In order to keep the favor of the Wahhabi clerical establishment, the monarchy has allowed wealthy Saudis to provide free-lance financing for Islamist causes that Riyadh officially rejects.
http://www.meforum.org/5582/saudis-cheap-oil
Russia is not in that chart, which is interesting.
I don’t believe Iran has 8 years of reserves. They might, but its something worth investigating. The Russians don’t have that long. All the money is going out the door right now, and next to nothing is coming back in.
subsidy
http://www.merriam-webster.com/dictionary/subsidy
money that is paid usually by a government to keep the price of a product or service low or to help a business or organization to continue to function
Words already have meaning, making up your own is rather pointless.
While a directed import tax is a benefit, and typically unfair, it is not a subsidy.
It does not take money from those not involved in the transaction and purchase of the products, and give it to those who are.
but to guarantee a break-even point for a finite amount of time.
What you may not understand is there is no single breakeven point. The cost to produce oil varies from field to field. The value of the different crude oil varies in qualities and locations, as much as double the price.
The oil industry has been through many booms and bust. I know, they have affected my job more than once. But what you suggest hurts the industry in the long run. And it hurts the refining industry immediately. The industry making the actual fuel is no less important than the one producing the feedstock.
Although they are doing all they can, they are still not part of the Middle East ;-)
Russia and Saudi both have roughly the same break even price of oil = 110, http://uk.businessinsider.com/break-even-oil-prices-for-all-the-major-producers-in-the-world-2015-7
Former Finance Minister Alexei Kudrin warns that Russia needs to implement structural reforms to save the economy,
http://www.economywatch.com/news/Former-Official-Calls-for-Russian-Structural-Reform1211.html
With present oil price and present budget Rusia will run out of money within a year.
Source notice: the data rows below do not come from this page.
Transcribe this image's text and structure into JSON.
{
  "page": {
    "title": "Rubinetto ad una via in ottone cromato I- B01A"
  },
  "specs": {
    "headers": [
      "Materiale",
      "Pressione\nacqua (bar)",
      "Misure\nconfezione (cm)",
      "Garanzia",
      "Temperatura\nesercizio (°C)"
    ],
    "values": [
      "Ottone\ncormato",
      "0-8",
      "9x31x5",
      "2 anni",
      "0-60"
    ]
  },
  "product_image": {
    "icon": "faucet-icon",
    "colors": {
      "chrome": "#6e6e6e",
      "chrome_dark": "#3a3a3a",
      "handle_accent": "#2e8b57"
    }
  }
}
It will be interesting to see what will happen.
We’ve been here before. Last time Russia’s economy was about to collapse they reasoned that either they had to start a war or they had to fold.
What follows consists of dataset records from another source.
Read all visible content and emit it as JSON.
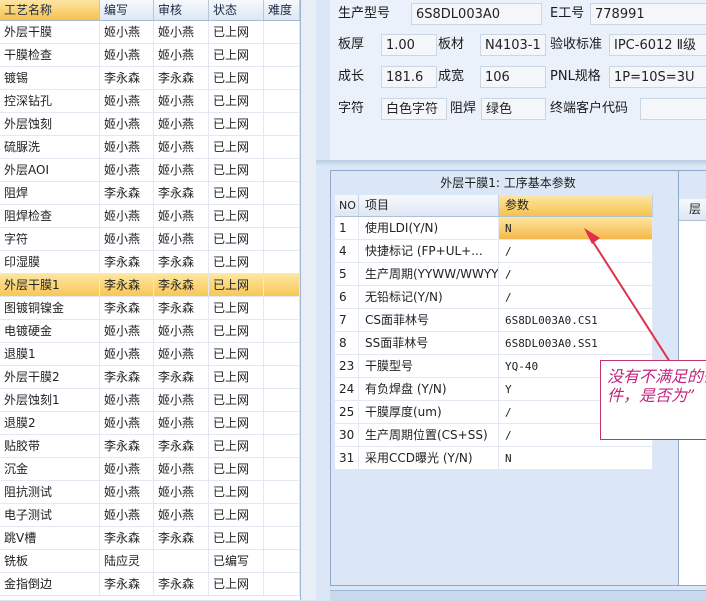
{
  "process_list": {
    "headers": [
      "工艺名称",
      "编写",
      "审核",
      "状态",
      "难度"
    ],
    "rows": [
      {
        "name": "外层干膜",
        "writer": "姬小燕",
        "reviewer": "姬小燕",
        "status": "已上网"
      },
      {
        "name": "干膜检查",
        "writer": "姬小燕",
        "reviewer": "姬小燕",
        "status": "已上网"
      },
      {
        "name": "镀锡",
        "writer": "李永森",
        "reviewer": "李永森",
        "status": "已上网"
      },
      {
        "name": "控深钻孔",
        "writer": "姬小燕",
        "reviewer": "姬小燕",
        "status": "已上网"
      },
      {
        "name": "外层蚀刻",
        "writer": "姬小燕",
        "reviewer": "姬小燕",
        "status": "已上网"
      },
      {
        "name": "硫脲洗",
        "writer": "姬小燕",
        "reviewer": "姬小燕",
        "status": "已上网"
      },
      {
        "name": "外层AOI",
        "writer": "姬小燕",
        "reviewer": "姬小燕",
        "status": "已上网"
      },
      {
        "name": "阻焊",
        "writer": "李永森",
        "reviewer": "李永森",
        "status": "已上网"
      },
      {
        "name": "阻焊检查",
        "writer": "姬小燕",
        "reviewer": "姬小燕",
        "status": "已上网"
      },
      {
        "name": "字符",
        "writer": "姬小燕",
        "reviewer": "姬小燕",
        "status": "已上网"
      },
      {
        "name": "印湿膜",
        "writer": "李永森",
        "reviewer": "李永森",
        "status": "已上网"
      },
      {
        "name": "外层干膜1",
        "writer": "李永森",
        "reviewer": "李永森",
        "status": "已上网"
      },
      {
        "name": "图镀铜镍金",
        "writer": "李永森",
        "reviewer": "李永森",
        "status": "已上网"
      },
      {
        "name": "电镀硬金",
        "writer": "姬小燕",
        "reviewer": "姬小燕",
        "status": "已上网"
      },
      {
        "name": "退膜1",
        "writer": "姬小燕",
        "reviewer": "姬小燕",
        "status": "已上网"
      },
      {
        "name": "外层干膜2",
        "writer": "李永森",
        "reviewer": "李永森",
        "status": "已上网"
      },
      {
        "name": "外层蚀刻1",
        "writer": "姬小燕",
        "reviewer": "姬小燕",
        "status": "已上网"
      },
      {
        "name": "退膜2",
        "writer": "姬小燕",
        "reviewer": "姬小燕",
        "status": "已上网"
      },
      {
        "name": "贴胶带",
        "writer": "李永森",
        "reviewer": "李永森",
        "status": "已上网"
      },
      {
        "name": "沉金",
        "writer": "姬小燕",
        "reviewer": "姬小燕",
        "status": "已上网"
      },
      {
        "name": "阻抗测试",
        "writer": "姬小燕",
        "reviewer": "姬小燕",
        "status": "已上网"
      },
      {
        "name": "电子测试",
        "writer": "姬小燕",
        "reviewer": "姬小燕",
        "status": "已上网"
      },
      {
        "name": "跳V槽",
        "writer": "李永森",
        "reviewer": "李永森",
        "status": "已上网"
      },
      {
        "name": "铣板",
        "writer": "陆应灵",
        "reviewer": "",
        "status": "已编写"
      },
      {
        "name": "金指倒边",
        "writer": "李永森",
        "reviewer": "李永森",
        "status": "已上网"
      }
    ]
  },
  "info": {
    "model_label": "生产型号",
    "model_value": "6S8DL003A0",
    "e_label": "E工号",
    "e_value": "778991",
    "thickness_label": "板厚",
    "thickness_value": "1.00",
    "material_label": "板材",
    "material_value": "N4103-1",
    "standard_label": "验收标准",
    "standard_value": "IPC-6012 Ⅱ级",
    "length_label": "成长",
    "length_value": "181.6",
    "width_label": "成宽",
    "width_value": "106",
    "pnl_label": "PNL规格",
    "pnl_value": "1P=10S=3U",
    "char_label": "字符",
    "char_value": "白色字符",
    "mask_label": "阻焊",
    "mask_value": "绿色",
    "customer_label": "终端客户代码",
    "customer_value": ""
  },
  "params": {
    "title": "外层干膜1: 工序基本参数",
    "headers": [
      "NO",
      "项目",
      "参数"
    ],
    "rows": [
      {
        "no": "1",
        "item": "使用LDI(Y/N)",
        "value": "N"
      },
      {
        "no": "4",
        "item": "快捷标记 (FP+UL+...",
        "value": "/"
      },
      {
        "no": "5",
        "item": "生产周期(YYWW/WWYY)",
        "value": "/"
      },
      {
        "no": "6",
        "item": "无铅标记(Y/N)",
        "value": "/"
      },
      {
        "no": "7",
        "item": "CS面菲林号",
        "value": "6S8DL003A0.CS1"
      },
      {
        "no": "8",
        "item": "SS面菲林号",
        "value": "6S8DL003A0.SS1"
      },
      {
        "no": "23",
        "item": "干膜型号",
        "value": "YQ-40"
      },
      {
        "no": "24",
        "item": "有负焊盘 (Y/N)",
        "value": "Y"
      },
      {
        "no": "25",
        "item": "干膜厚度(um)",
        "value": "/"
      },
      {
        "no": "30",
        "item": "生产周期位置(CS+SS)",
        "value": "/"
      },
      {
        "no": "31",
        "item": "采用CCD曝光 (Y/N)",
        "value": "N"
      }
    ]
  },
  "side_grid": {
    "header": "层"
  },
  "annotation": {
    "text": "没有不满足的条件，是否为”",
    "color": "#c0267d",
    "arrow_color": "#e0304a"
  }
}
They invaded Afghanistan, with the ultimate goal of invading Saudi Arabia.
Putin already made his decision. He started by invading Georgia, then Ukraine, now Syria (they were invited . . .).
I expect them to reach the southern border of Syria and turn right.
Putin is definitely selling the China to do it.
The SA reasons it can survive #30/BBL oil longer than anybody can.
If they invade Saudi, I guess this will be a problem:
Islam has always been the second biggest religion in Russia, but it had never been as visible in Moscow as it is now. Moscow has the largest Muslim population in Europe, with estimates suggesting that between 1.5 and 2 million of the Russian capital’s population are of the faith.
The population of Moscow is about 17 million. I think that oil will go below 30. We should stock popcorn.